With a market value of 2.3 trillion dollars (around 2.2 trillion euros) as of June 30, 2022, Saudi Aramco was the most expensive company in the world. Tech giant Apple, which topped the top 100 at the end of 2021, came second with $2.2 trillion.
Trillions worth destroyed
The price slide on the world stock exchanges destroyed trillions in the first half of 2022. The market capitalization alone – i.e. the value of the shares traded on the stock exchange – of the 100 most expensive companies fell by 17 percent or $6.1 trillion to around $29.8 trillion over the course of the first six months. The stock market value of the long-favored technology groups collapsed by 28 percent compared to the end of 2021 (reference date: December 31, 2021). Bucking the trend, the oil and gas companies among the top 100 increased their stock market value by 19 percent.
“Recently, investors have been focusing more on profitability than growth,” explained Henrik Ahlers, CEO of EY Germany. “The money is no longer so loose, the demands on target companies and their financial ratios are increasing.”
According to the information, US corporations continue to dominate the ranking. As of the reporting date, the top 10 included Microsoft, the Google parent company Alphabet, Amazon, Tesla, the investment company Berkshire Hathaway, the health insurer Unitedhealth, and the pharmaceutical and consumer goods group Johnson
Nestlé top in Europe
The most valuable European company at the end of the first half of the year was the Swiss food company Nestlé in 20th place. As the highest rated German company, the software provider SAP came in 113th, and Deutsche Telekom was in 120th place.
Ahlers expects that the digitization push triggered by the corona pandemic will have a decisive impact on the economy and the stock exchanges in the years to come. Here Europe and Germany are weakly positioned. Of the 23 technology companies currently in the top 100 ranking, 17 are headquartered in North America, four in Asia and only two in Europe.

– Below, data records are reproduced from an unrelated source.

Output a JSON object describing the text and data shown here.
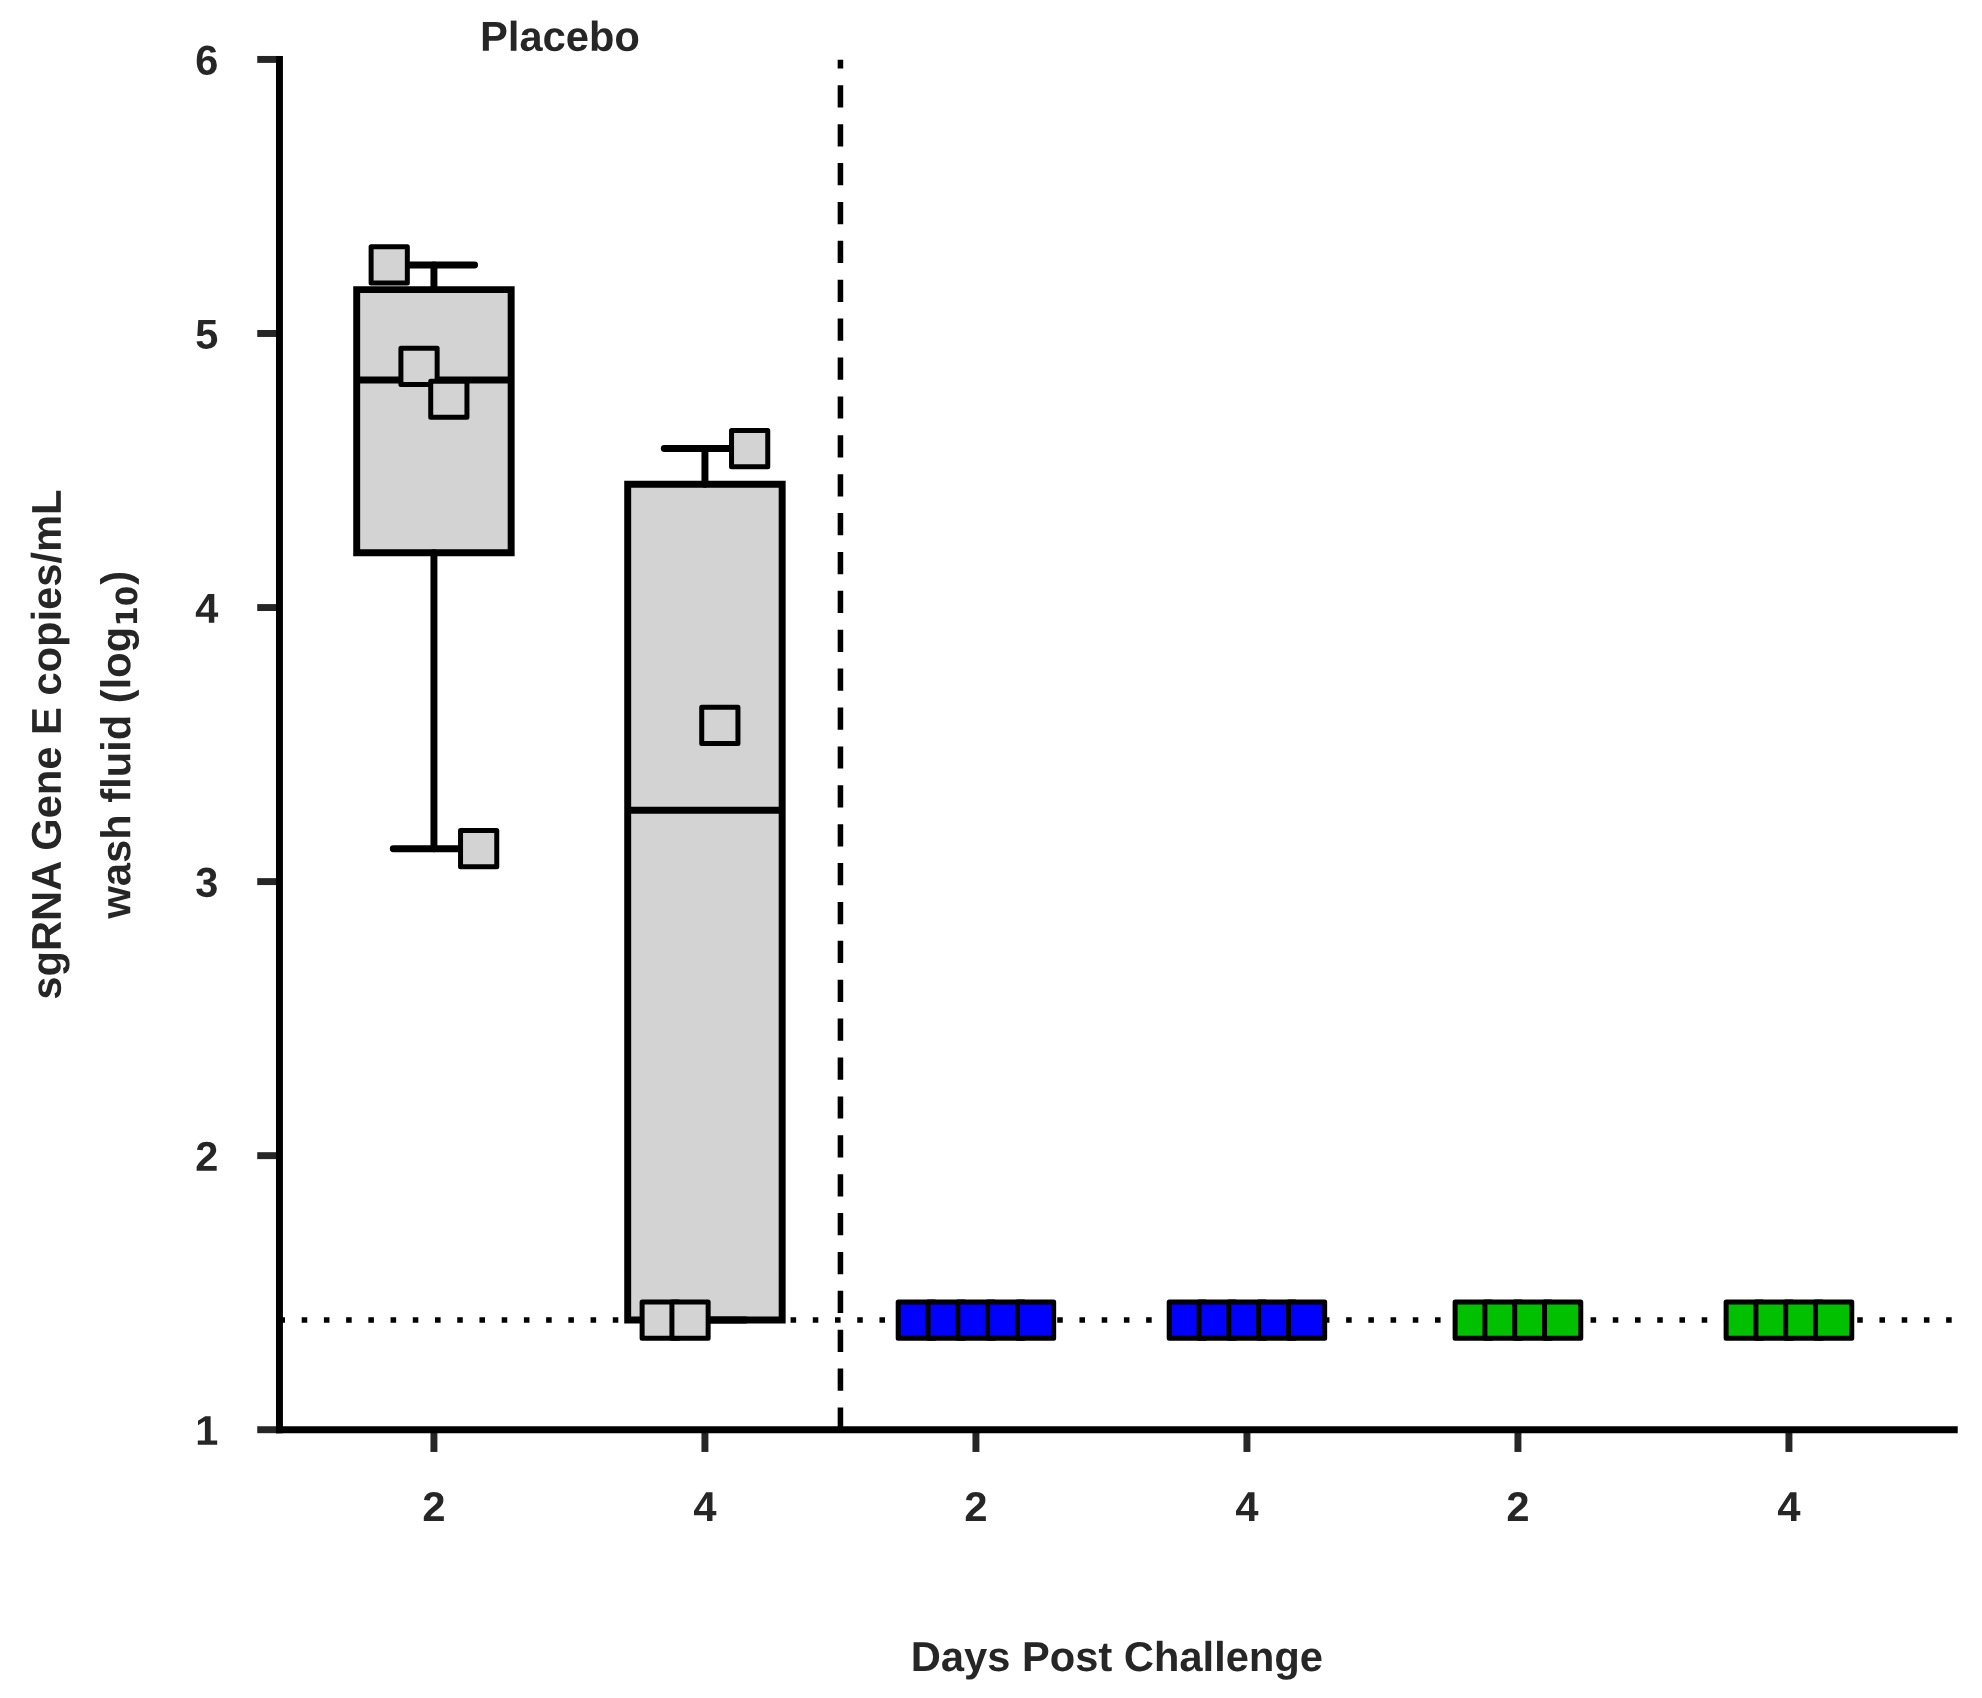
{
  "chart_data": {
    "type": "box",
    "xlabel": "Days Post Challenge",
    "ylabel": "sgRNA Gene E copies/mL\nwash fluid (log$_{10}$)",
    "annotations": [
      "Placebo"
    ],
    "categories": [
      "2",
      "4",
      "2",
      "4",
      "2",
      "4"
    ],
    "ylim": [
      1,
      6
    ],
    "yticks": [
      1,
      2,
      3,
      4,
      5,
      6
    ],
    "marker": "square",
    "ref_lines": [
      {
        "axis": "y",
        "value": 1.4,
        "line_style": "dotted",
        "color": "#000000"
      }
    ],
    "series": [
      {
        "type": "box",
        "color": "#d3d3d3",
        "boxes": [
          {
            "low": 3.12,
            "q1": 4.2,
            "median": 4.83,
            "q3": 5.16,
            "high": 5.25
          },
          {
            "low": 1.4,
            "q1": 1.4,
            "median": 3.26,
            "q3": 4.45,
            "high": 4.58
          },
          null,
          null,
          null,
          null
        ]
      },
      {
        "type": "box",
        "color": "#000000",
        "boxes": [
          null,
          null,
          {
            "low": 1.4,
            "q1": 1.4,
            "median": 1.4,
            "q3": 1.4,
            "high": 1.4
          },
          {
            "low": 1.4,
            "q1": 1.4,
            "median": 1.4,
            "q3": 1.4,
            "high": 1.4
          },
          null,
          null
        ]
      },
      {
        "type": "scatter",
        "colors": [
          "#d3d3d3",
          "#d3d3d3",
          "#0000ff",
          "#0000ff",
          "#00c000",
          "#00c000"
        ],
        "values": [
          5.25,
          1.4,
          1.4,
          1.4,
          1.4,
          1.4
        ]
      },
      {
        "type": "scatter",
        "colors": [
          "#d3d3d3",
          "#d3d3d3",
          "#0000ff",
          "#0000ff",
          "#00c000",
          "#00c000"
        ],
        "values": [
          4.88,
          1.4,
          1.4,
          1.4,
          1.4,
          1.4
        ]
      },
      {
        "type": "scatter",
        "colors": [
          "#d3d3d3",
          "#d3d3d3",
          "#0000ff",
          "#0000ff",
          "#00c000",
          "#00c000"
        ],
        "values": [
          4.76,
          3.57,
          1.4,
          1.4,
          1.4,
          1.4
        ]
      },
      {
        "type": "scatter",
        "colors": [
          "#d3d3d3",
          "#d3d3d3",
          "#0000ff",
          "#0000ff",
          "#00c000",
          "#00c000"
        ],
        "values": [
          3.12,
          4.58,
          1.4,
          1.4,
          1.4,
          1.4
        ]
      },
      {
        "type": "scatter",
        "colors": [
          "#d3d3d3",
          "#d3d3d3",
          "#0000ff",
          "#0000ff",
          "#00c000",
          "#00c000"
        ],
        "values": [
          null,
          null,
          1.4,
          1.4,
          null,
          null
        ]
      }
    ]
  }
}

In particular, the digitization trend has reportedly caused Europe’s weight on the world stock exchanges to shrink in recent years. Before the financial crisis at the end of 2007, 46 of the 100 most valuable companies around the world were from Europe. There are now only 16. Germany’s weight has fallen significantly: At the end of 2007, seven German companies were still among the 100 most valuable, at the end of 2021 there were still two groups, and most recently no company made it into the top league.